Lumishore’s Lumi-Link was one of the first OneHelm integrations and it recently came to Raymarine LightHouse 3 MFDs as well. A beauty of HTML5 is that once a system manufacturer can serve it, it doesn’t take much effort for an MFD manufacturer to display it. as long as their operating system can handle HTML5. And here’s guessing that they all will eventually.
But I’m especially keen to learn more the Lumishore “Smart Lighting” that’s briefly explained above (amongst the many interesting DAME Award nominee descriptions). The company is adding above water lighting to their many underwater options, control of the new lights will join their MFD integration (as well as dedicated controller and mobile app support), and they’re apparently making it possible to “tune” the white light color temperature.
Also debuting at METS will be Victron’s ‘glass bridge’ integration, another HTML5 implementation said to work on “the chartplotters of Raymarine, Garmin, B&G, Simrad, Lowrance and similar MFD suppliers.” It looks very easy to install as all that’s needed is an Ethernet connection from any of Victron’s expanding line of Venus OS monitoring and control products.
This photo shows the METS display that will help introduce Integrel advanced generator replacement technology to the world. I already know enough about Integrel to be quite excited about how it can improve life on board cruising sailboats and trawlers, including a very impressive demo aboard Triskel Marine’s Halberg-Rassey 42, which is stationed in Amsterdam for the show. A full entry about Integrel is coming to Panbo soon.
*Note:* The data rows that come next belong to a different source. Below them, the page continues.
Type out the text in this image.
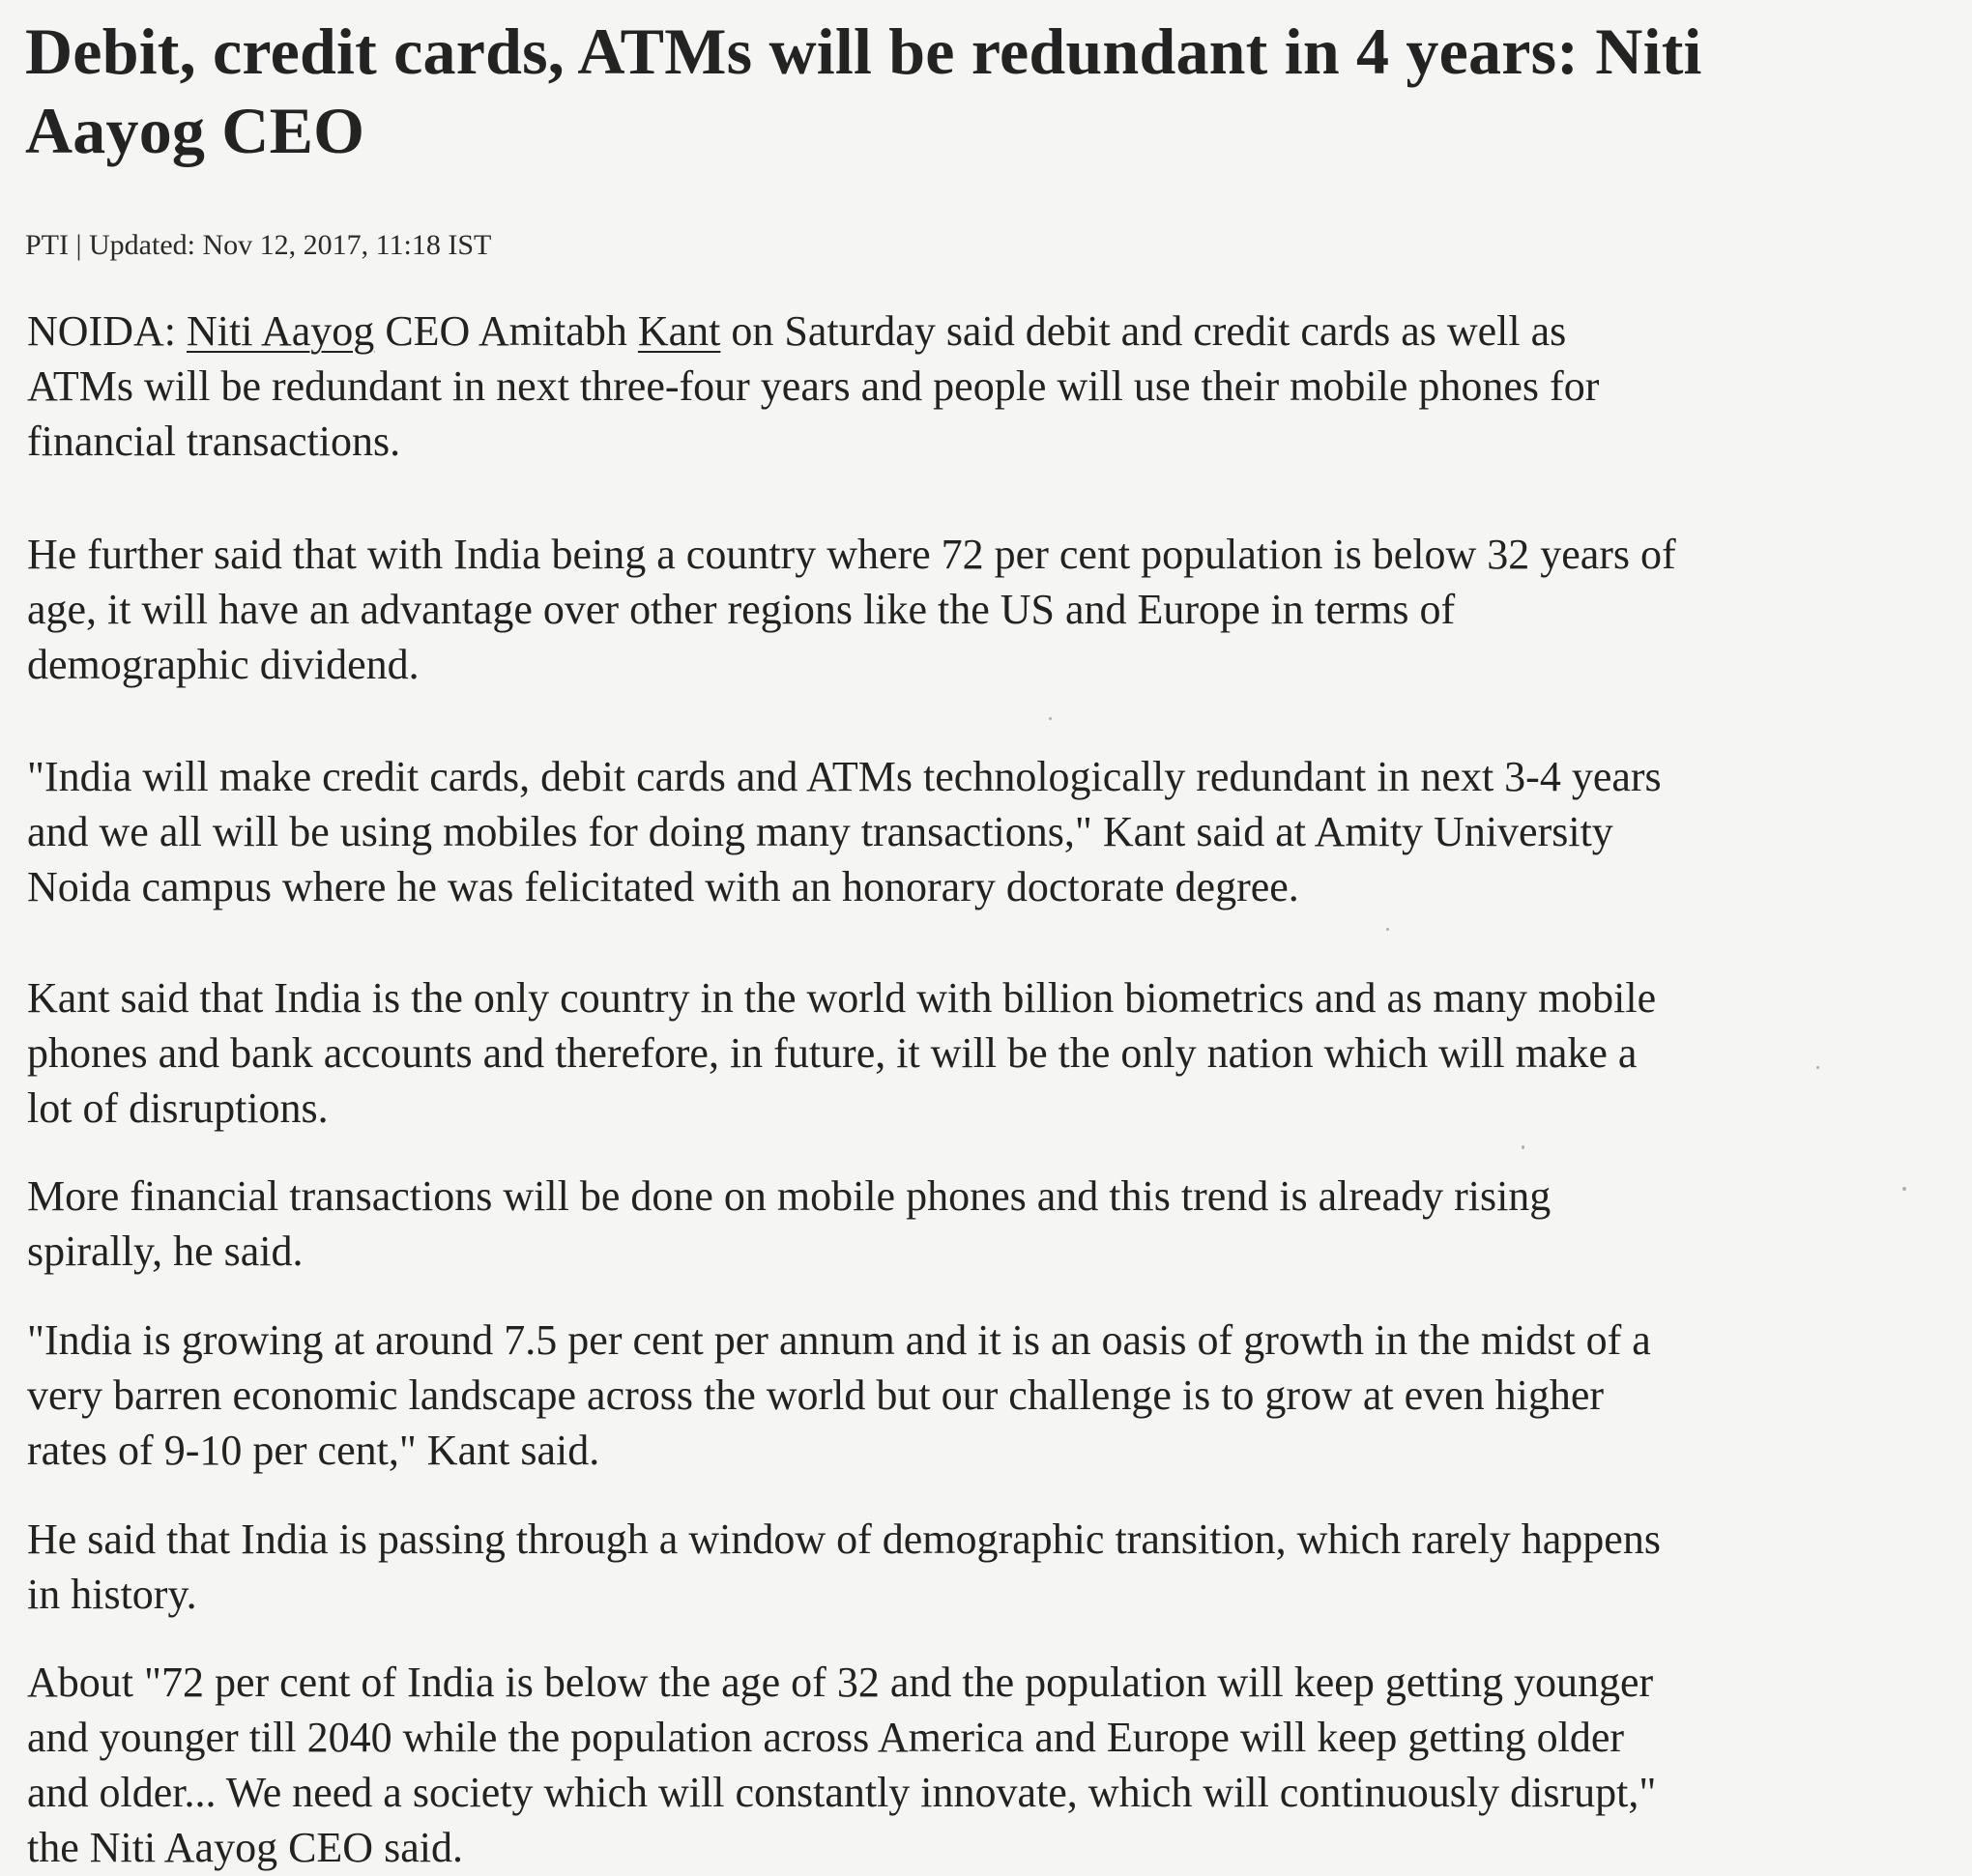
Debit, credit cards, ATMs will be redundant in 4 years: Niti
Aayog CEO
PTI | Updated: Nov 12, 2017, 11:18 IST

NOIDA: Niti Aayog CEO Amitabh Kant on Saturday said debit and credit cards as well as
ATMs will be redundant in next three-four years and people will use their mobile phones for
financial transactions.

He further said that with India being a country where 72 per cent population is below 32 years of
age, it will have an advantage over other regions like the US and Europe in terms of
demographic dividend.

"India will make credit cards, debit cards and ATMs technologically redundant in next 3-4 years
and we all will be using mobiles for doing many transactions," Kant said at Amity University
Noida campus where he was felicitated with an honorary doctorate degree.

Kant said that India is the only country in the world with billion biometrics and as many mobile
phones and bank accounts and therefore, in future, it will be the only nation which will make a
lot of disruptions.

More financial transactions will be done on mobile phones and this trend is already rising
spirally, he said.

"India is growing at around 7.5 per cent per annum and it is an oasis of growth in the midst of a
very barren economic landscape across the world but our challenge is to grow at even higher
rates of 9-10 per cent," Kant said.

He said that India is passing through a window of demographic transition, which rarely happens
in history.

About "72 per cent of India is below the age of 32 and the population will keep getting younger
and younger till 2040 while the population across America and Europe will keep getting older
and older... We need a society which will constantly innovate, which will continuously disrupt,"
the Niti Aayog CEO said.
But I’ll add here that on top of Integrel’s extraordinarily precise and complete built-in power monitoring is the option to display it on Simrad MFDs via HTML5 and a Navico/NaviOP bridge device which is said to work with other brand MFDs and which I’d really like to know more about.
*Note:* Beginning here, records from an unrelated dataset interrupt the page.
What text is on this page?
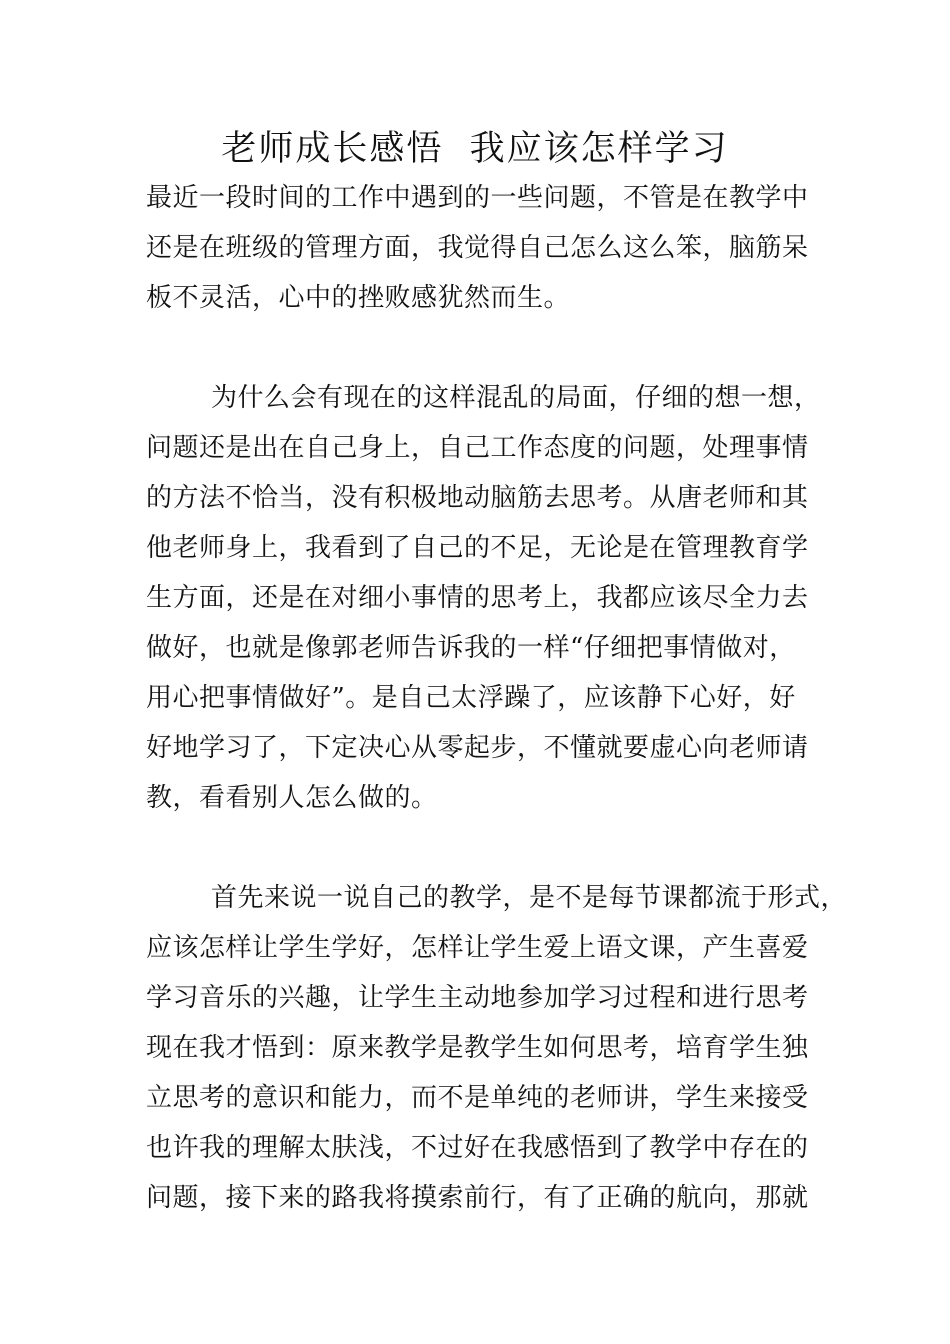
老师成长感悟  我应该怎样学习
最近一段时间的工作中遇到的一些问题，不管是在教学中
还是在班级的管理方面，我觉得自己怎么这么笨，脑筋呆
板不灵活，心中的挫败感犹然而生。
为什么会有现在的这样混乱的局面，仔细的想一想，
问题还是出在自己身上，自己工作态度的问题，处理事情
的方法不恰当，没有积极地动脑筋去思考。从唐老师和其
他老师身上，我看到了自己的不足，无论是在管理教育学
生方面，还是在对细小事情的思考上，我都应该尽全力去
做好，也就是像郭老师告诉我的一样“仔细把事情做对，
用心把事情做好”。是自己太浮躁了，应该静下心好，好
好地学习了，下定决心从零起步，不懂就要虚心向老师请
教，看看别人怎么做的。
首先来说一说自己的教学，是不是每节课都流于形式，
应该怎样让学生学好，怎样让学生爱上语文课，产生喜爱
学习音乐的兴趣，让学生主动地参加学习过程和进行思考
现在我才悟到：原来教学是教学生如何思考，培育学生独
立思考的意识和能力，而不是单纯的老师讲，学生来接受
也许我的理解太肤浅，不过好在我感悟到了教学中存在的
问题，接下来的路我将摸索前行，有了正确的航向，那就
Another interesting Navico system integration is with Torqeedo’s Deep Blue Hybrid complete power management and electric propulsion system. To my knowledge the only completed install so far is on the Gunboat 60 Moonwave, which I got to tour in Camden last summer. But the Moonwave crew report excellent performance, including their spring transatlantic, and I expect to hear about further installs and other Torqeedo news at the show.
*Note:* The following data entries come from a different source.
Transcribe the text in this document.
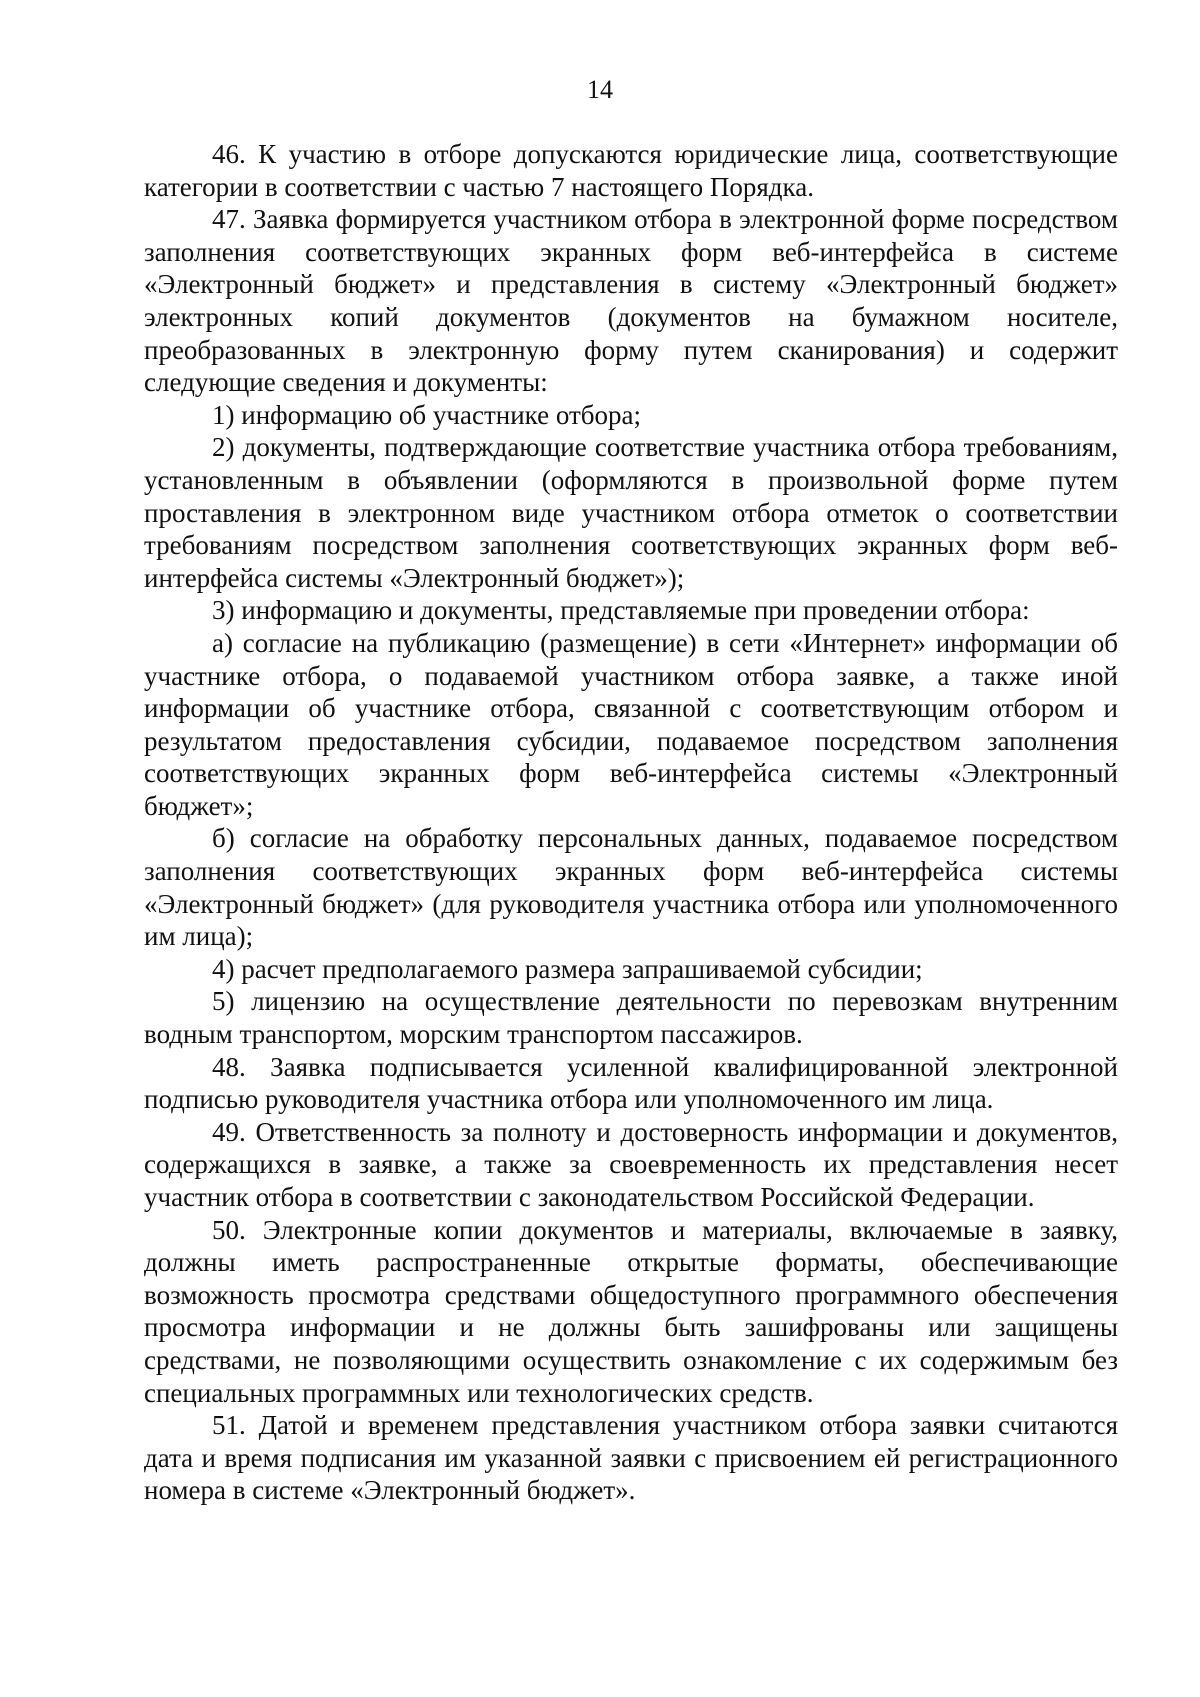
14

46. К участию в отборе допускаются юридические лица, соответствующие категории в соответствии с частью 7 настоящего Порядка.

47. Заявка формируется участником отбора в электронной форме посредством заполнения соответствующих экранных форм веб-интерфейса в системе «Электронный бюджет» и представления в систему «Электронный бюджет» электронных копий документов (документов на бумажном носителе, преобразованных в электронную форму путем сканирования) и содержит следующие сведения и документы:

1) информацию об участнике отбора;

2) документы, подтверждающие соответствие участника отбора требованиям, установленным в объявлении (оформляются в произвольной форме путем проставления в электронном виде участником отбора отметок о соответствии требованиям посредством заполнения соответствующих экранных форм веб-интерфейса системы «Электронный бюджет»);

3) информацию и документы, представляемые при проведении отбора:

а) согласие на публикацию (размещение) в сети «Интернет» информации об участнике отбора, о подаваемой участником отбора заявке, а также иной информации об участнике отбора, связанной с соответствующим отбором и результатом предоставления субсидии, подаваемое посредством заполнения соответствующих экранных форм веб-интерфейса системы «Электронный бюджет»;

б) согласие на обработку персональных данных, подаваемое посредством заполнения соответствующих экранных форм веб-интерфейса системы «Электронный бюджет» (для руководителя участника отбора или уполномоченного им лица);

4) расчет предполагаемого размера запрашиваемой субсидии;

5) лицензию на осуществление деятельности по перевозкам внутренним водным транспортом, морским транспортом пассажиров.

48. Заявка подписывается усиленной квалифицированной электронной подписью руководителя участника отбора или уполномоченного им лица.

49. Ответственность за полноту и достоверность информации и документов, содержащихся в заявке, а также за своевременность их представления несет участник отбора в соответствии с законодательством Российской Федерации.

50. Электронные копии документов и материалы, включаемые в заявку, должны иметь распространенные открытые форматы, обеспечивающие возможность просмотра средствами общедоступного программного обеспечения просмотра информации и не должны быть зашифрованы или защищены средствами, не позволяющими осуществить ознакомление с их содержимым без специальных программных или технологических средств.

51. Датой и временем представления участником отбора заявки считаются дата и время подписания им указанной заявки с присвоением ей регистрационного номера в системе «Электронный бюджет».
Incidentally, the Deep Blue display and control on the B&G MFD above is not HTML5. Instead, Navico apparently let Torqeedo completely take over the Zeus’s operating system so they didn’t have to build their own control head and it also matches the other B&G MFDs on the boat. Whether this is a transitional step or yet another way to achieve (at least visual) integration remains to be seen.
Meanwhile, the LiveCast Smartphone Integration seen above on the new Lowrance HDS Live MFDs (12- and 16-inch models only) is something I’ve never seen before, but which we all may well see more of. LiveCast uses an HDMI cable to connect your phone to the MFD so you can add Google Maps and other mobile app resources to your bright helm display, which sounds simple and reliable. I don’t yet know which phones it works with and only presume that touchscreen control is included, but I will be asking. (Note that the Argonaut M7-Gen2 strives for a similar goal using a wireless dedicated display.)
And finally, there’s Navico’s recently announced information display concept, which purportedly takes system integration to a whole new level. I hope to see a prototype demo at METS, but I already learned a lot about ID when Navico CEO Leith Ottosson passed through Maine recently. For now I’ll just report that he delivered a very persuasive presentation about all the hardware and software resources that Navico has assembled in order to provide boatbuilders “a true dashboard” which he characterizes as “a bigger revolution than anything else we’ve done in the last ten years.”